Stoke whirled around and bent down, firing his weapon with his left hand and scooping Hawke up with his right. He flung Hawke over his broad shoulders and started running flat out straight up the mountain. The giant with his wounded friend tore through the dense foliage as if it didn’t exist.
They got maybe a few hundred yards before all hope of salvation vanished. A broad rope net, weighted with stones, was released by three Cuban soldiers perched on branches high in the canopy. The net fell, entrapping the two enemy combatants, driving them to the ground, and ending for good any hope they still harbored of escape.

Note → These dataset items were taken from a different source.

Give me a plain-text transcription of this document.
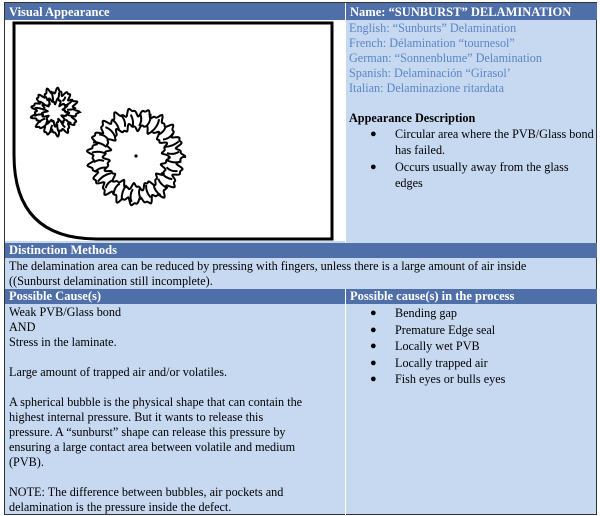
Visual Appearance	Name: “SUNBURST” DELAMINATION
English: “Sunburts” Delamination
French: Délamination “tournesol”
German: “Sonnenblume” Delamination
Spanish: Delaminación “Girasol’
Italian: Delaminazione ritardata
Appearance Description
● Circular area where the PVB/Glass bond has failed.
● Occurs usually away from the glass edges
Distinction Methods
The delamination area can be reduced by pressing with fingers, unless there is a large amount of air inside
((Sunburst delamination still incomplete).
Possible Cause(s)	Possible cause(s) in the process
Weak PVB/Glass bond
AND
Stress in the laminate.
Large amount of trapped air and/or volatiles.
A spherical bubble is the physical shape that can contain the
highest internal pressure. But it wants to release this
pressure. A “sunburst” shape can release this pressure by
ensuring a large contact area between volatile and medium
(PVB).
NOTE: The difference between bubbles, air pockets and
delamination is the pressure inside the defect.
● Bending gap
● Premature Edge seal
● Locally wet PVB
● Locally trapped air
● Fish eyes or bulls eyes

When Hawke came to, he was gazing into the sweat-streaked face of the Russian general he’d come to Cuba to kill.
Ivanov was bent over from the waist, smiling into his prisoner’s unseeing eyes. His thick lips were moving, his Adam’s apple was bobbing up and down, but he wasn’t making any sounds Hawke could understand as he drifted in and out of consciousness. Alex blinked rapidly, trying to focus. He saw Stoke out of the corner of his eye.

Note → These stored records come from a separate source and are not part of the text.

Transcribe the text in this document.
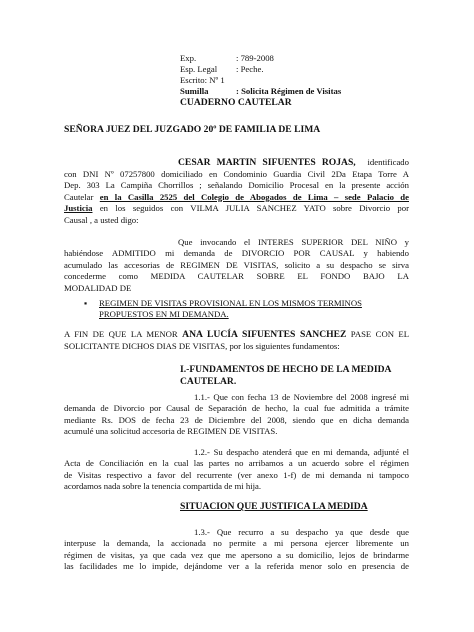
Exp.	: 789-2008
Esp. Legal : Peche.
Escrito: Nº 1
Sumilla	: Solicita Régimen de Visitas
CUADERNO CAUTELAR
SEÑORA JUEZ DEL JUZGADO 20º DE FAMILIA DE LIMA
CESAR MARTIN SIFUENTES ROJAS, identificado
con DNI Nº 07257800 domiciliado en Condominio Guardia Civil 2Da Etapa Torre A
Dep. 303 La Campiña Chorrillos ; señalando Domicilio Procesal en la presente acción
Cautelar en la Casilla 2525 del Colegio de Abogados de Lima – sede Palacio de
Justicia en los seguidos con VILMA JULIA SANCHEZ YATO sobre Divorcio por
Causal , a usted digo:
Que invocando el INTERES SUPERIOR DEL NIÑO y
habiéndose ADMITIDO mi demanda de DIVORCIO POR CAUSAL y habiendo
acumulado las accesorias de REGIMEN DE VISITAS, solicito a su despacho se sirva
concederme como MEDIDA CAUTELAR SOBRE EL FONDO BAJO LA
MODALIDAD DE
▪ REGIMEN DE VISITAS PROVISIONAL EN LOS MISMOS TERMINOS
PROPUESTOS EN MI DEMANDA.
A FIN DE QUE LA MENOR ANA LUCÍA SIFUENTES SANCHEZ PASE CON EL
SOLICITANTE DICHOS DIAS DE VISITAS, por los siguientes fundamentos:
I.-FUNDAMENTOS DE HECHO DE LA MEDIDA
CAUTELAR.
1.1.- Que con fecha 13 de Noviembre del 2008 ingresé mi
demanda de Divorcio por Causal de Separación de hecho, la cual fue admitida a trámite
mediante Rs. DOS de fecha 23 de Diciembre del 2008, siendo que en dicha demanda
acumulé una solicitud accesoria de REGIMEN DE VISITAS.
1.2.- Su despacho atenderá que en mi demanda, adjunté el
Acta de Conciliación en la cual las partes no arribamos a un acuerdo sobre el régimen
de Visitas respectivo a favor del recurrente (ver anexo 1-f) de mi demanda ni tampoco
acordamos nada sobre la tenencia compartida de mi hija.
SITUACION QUE JUSTIFICA LA MEDIDA
1.3.- Que recurro a su despacho ya que desde que
interpuse la demanda, la accionada no permite a mi persona ejercer libremente un
régimen de visitas, ya que cada vez que me apersono a su domicilio, lejos de brindarme
las facilidades me lo impide, dejándome ver a la referida menor solo en presencia de
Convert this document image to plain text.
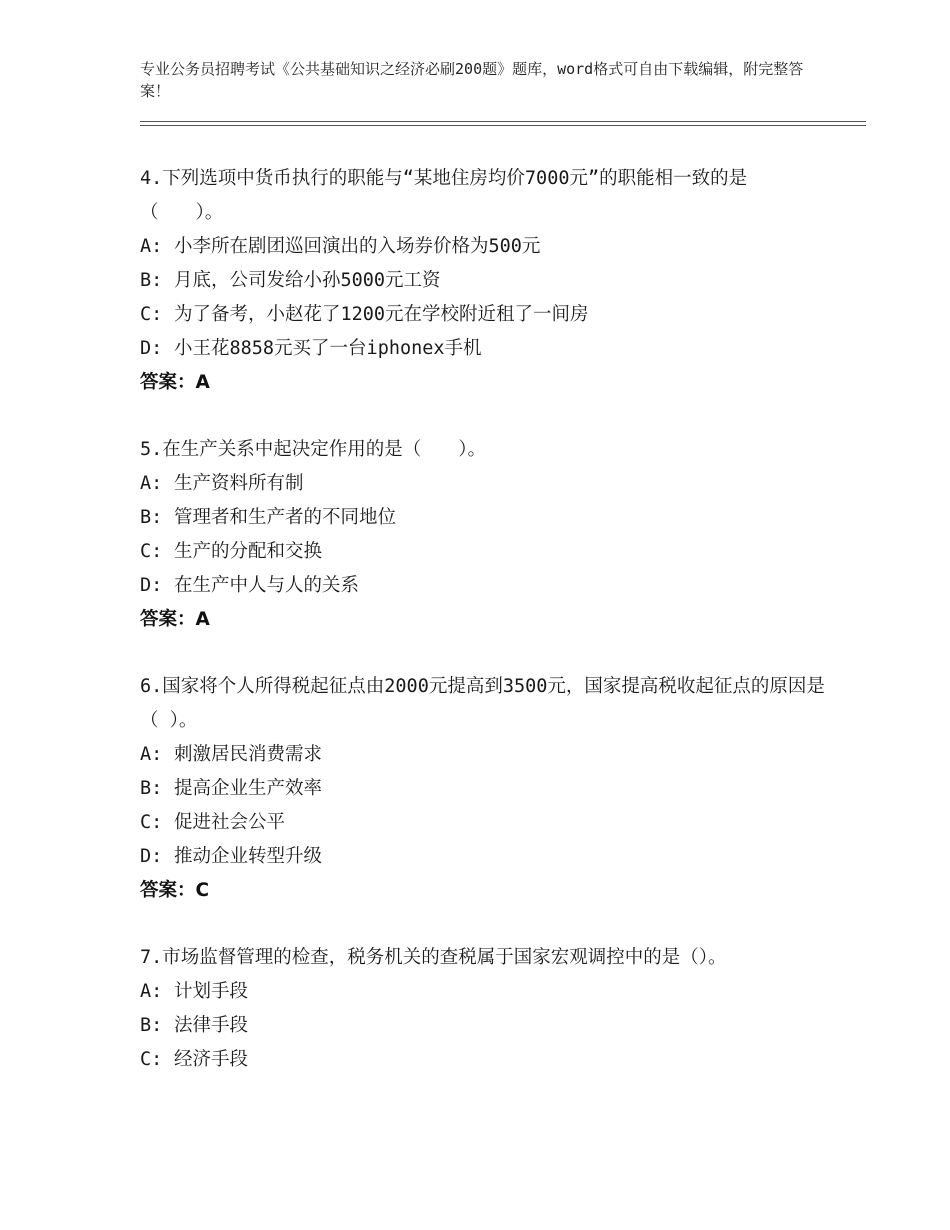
专业公务员招聘考试《公共基础知识之经济必刷200题》题库，word格式可自由下载编辑，附完整答案！
4.下列选项中货币执行的职能与“某地住房均价7000元”的职能相一致的是（　　）。
A: 小李所在剧团巡回演出的入场券价格为500元
B: 月底，公司发给小孙5000元工资
C: 为了备考，小赵花了1200元在学校附近租了一间房
D: 小王花8858元买了一台iphonex手机
答案：A
5.在生产关系中起决定作用的是（　　）。
A: 生产资料所有制
B: 管理者和生产者的不同地位
C: 生产的分配和交换
D: 在生产中人与人的关系
答案：A
6.国家将个人所得税起征点由2000元提高到3500元，国家提高税收起征点的原因是（ ）。
A: 刺激居民消费需求
B: 提高企业生产效率
C: 促进社会公平
D: 推动企业转型升级
答案：C
7.市场监督管理的检查，税务机关的查税属于国家宏观调控中的是（）。
A: 计划手段
B: 法律手段
C: 经济手段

His friend was bound by his ankles with rough cordage and suspended upside down from a heavy wooden rafter. He appeared to be naked. And there was a lot of blood pooled on the floor beneath his head for some reason. Had he been shot, too, and hung to bleed out? Hawke’s own wound was radiating fire throughout his body. He fought to stay awake . . . heard a familiar laugh and looked across the room.
The kid, Rico, was there, too, sitting at a batte
red wooden table, smoking a cigarette and swigging from a bottle of rum with some other Cuban guards. He seemed to be talking to Stokely out of the side of his mouth. Every now and then he’d get up, walk over to the suspended black man, scream epithets into his bleeding ears, and then backhand him viciously across the mouth with his pistol. A few white teeth shone in the puddle of blood under Stoke’s head.

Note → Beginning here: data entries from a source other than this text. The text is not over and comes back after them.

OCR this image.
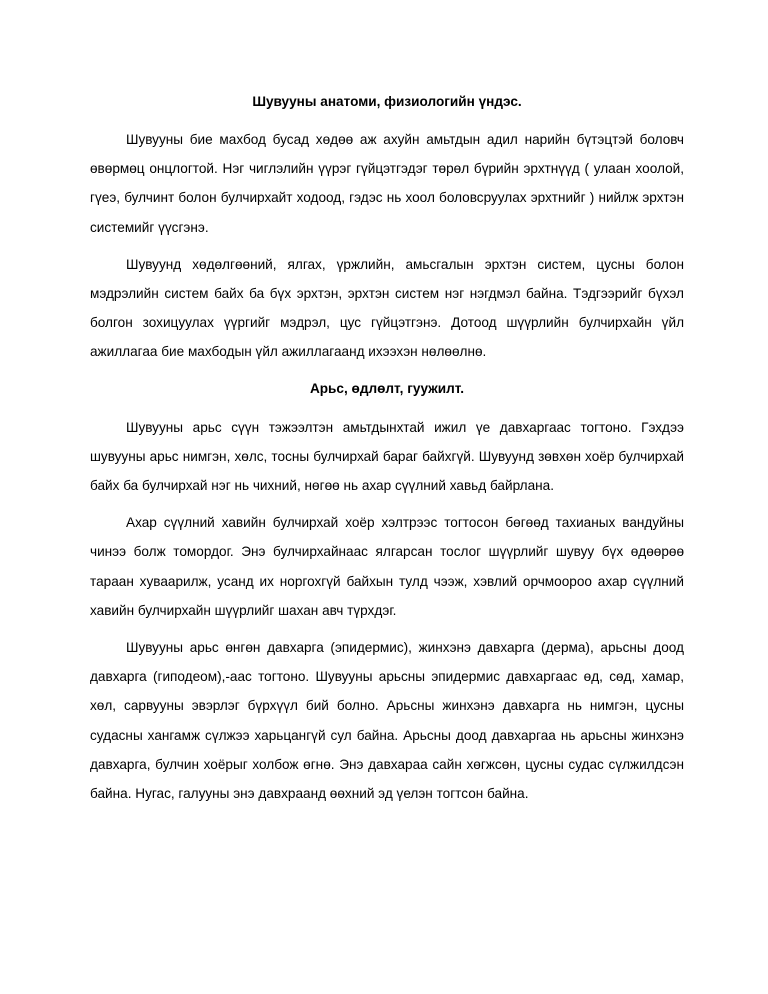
Шувууны анатоми, физиологийн үндэс.

Шувууны бие махбод бусад хөдөө аж ахуйн амьтдын адил нарийн бүтэцтэй боловч өвөрмөц онцлогтой. Нэг чиглэлийн үүрэг гүйцэтгэдэг төрөл бүрийн эрхтнүүд ( улаан хоолой, гүеэ, булчинт болон булчирхайт ходоод, гэдэс нь хоол боловсруулах эрхтнийг ) нийлж эрхтэн системийг үүсгэнэ.

Шувуунд хөдөлгөөний, ялгах, үржлийн, амьсгалын эрхтэн систем, цусны болон мэдрэлийн систем байх ба бүх эрхтэн, эрхтэн систем нэг нэгдмэл байна. Тэдгээрийг бүхэл болгон зохицуулах үүргийг мэдрэл, цус гүйцэтгэнэ. Дотоод шүүрлийн булчирхайн үйл ажиллагаа бие махбодын үйл ажиллагаанд ихээхэн нөлөөлнө.

Арьс, өдлөлт, гуужилт.

Шувууны арьс сүүн тэжээлтэн амьтдынхтай ижил үе давхаргаас тогтоно. Гэхдээ шувууны арьс нимгэн, хөлс, тосны булчирхай бараг байхгүй. Шувуунд зөвхөн хоёр булчирхай байх ба булчирхай нэг нь чихний, нөгөө нь ахар сүүлний хавьд байрлана.

Ахар сүүлний хавийн булчирхай хоёр хэлтрээс тогтосон бөгөөд тахианых вандуйны чинээ болж томордог. Энэ булчирхайнаас ялгарсан тослог шүүрлийг шувуу бүх өдөөрөө тараан хуваарилж, усанд их норгохгүй байхын тулд чээж, хэвлий орчмоороо ахар сүүлний хавийн булчирхайн шүүрлийг шахан авч түрхдэг.

Шувууны арьс өнгөн давхарга (эпидермис), жинхэнэ давхарга (дерма), арьсны доод давхарга (гиподеом),-аас тогтоно. Шувууны арьсны эпидермис давхаргаас өд, сөд, хамар, хөл, сарвууны эвэрлэг бүрхүүл бий болно. Арьсны жинхэнэ давхарга нь нимгэн, цусны судасны хангамж сүлжээ харьцангүй сул байна. Арьсны доод давхаргаа нь арьсны жинхэнэ давхарга, булчин хоёрыг холбож өгнө. Энэ давхараа сайн хөгжсөн, цусны судас сүлжилдсэн байна. Нугас, галууны энэ давхраанд өөхний эд үелэн тогтсон байна.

Stoke, perhaps the toughest man Hawke had ever met, was a stoic of the first order. Hawke had never once heard his friend cry out in pain.
Hawke felt a white-hot flare of anger. Bloody hell. He had to do something! He tried to rise from the chair but felt himself slipping away again. He could not seem to keep his eyes open. How long had he been awake? They never let him sleep. No food. Some poisonous water out of a rusty coffee can now and then. It was cold sleeping on the dirt floor of the dank cement building after the sun dropped . . .
They’d both been stripped naked the first night. Allowed to keep nothing but their heavy combat boots with no laces. The bullet was still in Alex’s back, and the wound had turned into one hot mess, all right, but he fought to ignore the searing pain and keep his wits about him. He shook his head and tried to remember where he was despite the spiking fever that made straight thinking so difficult.
It was a compound built in a clearing in the middle of the jungle. Palm tree fronds brushed the ground. High wire fences. Dogs. Every evening the Russians came, including General Ivanov. They drank vodka and played rummy with the Cubans. The general and Rico interrogated the two prisoners until they got bored with torture and retreated deeper and deeper into drink.
The worst brutality the two prisoners had endured was called the “Wishing Well.” Every morning at dawn, two burly guards would march them naked through the jungle to a spot away from the compound. There, two fifty-gallon drums had been stacked one on top of the other and buried in the soil. Hawke and Jones were made to lie down in the dirt beside the well. One guy would bind each of their ankles to a stout bamboo pole while the other one kept his MAC-10 machine pistol trained on both of them.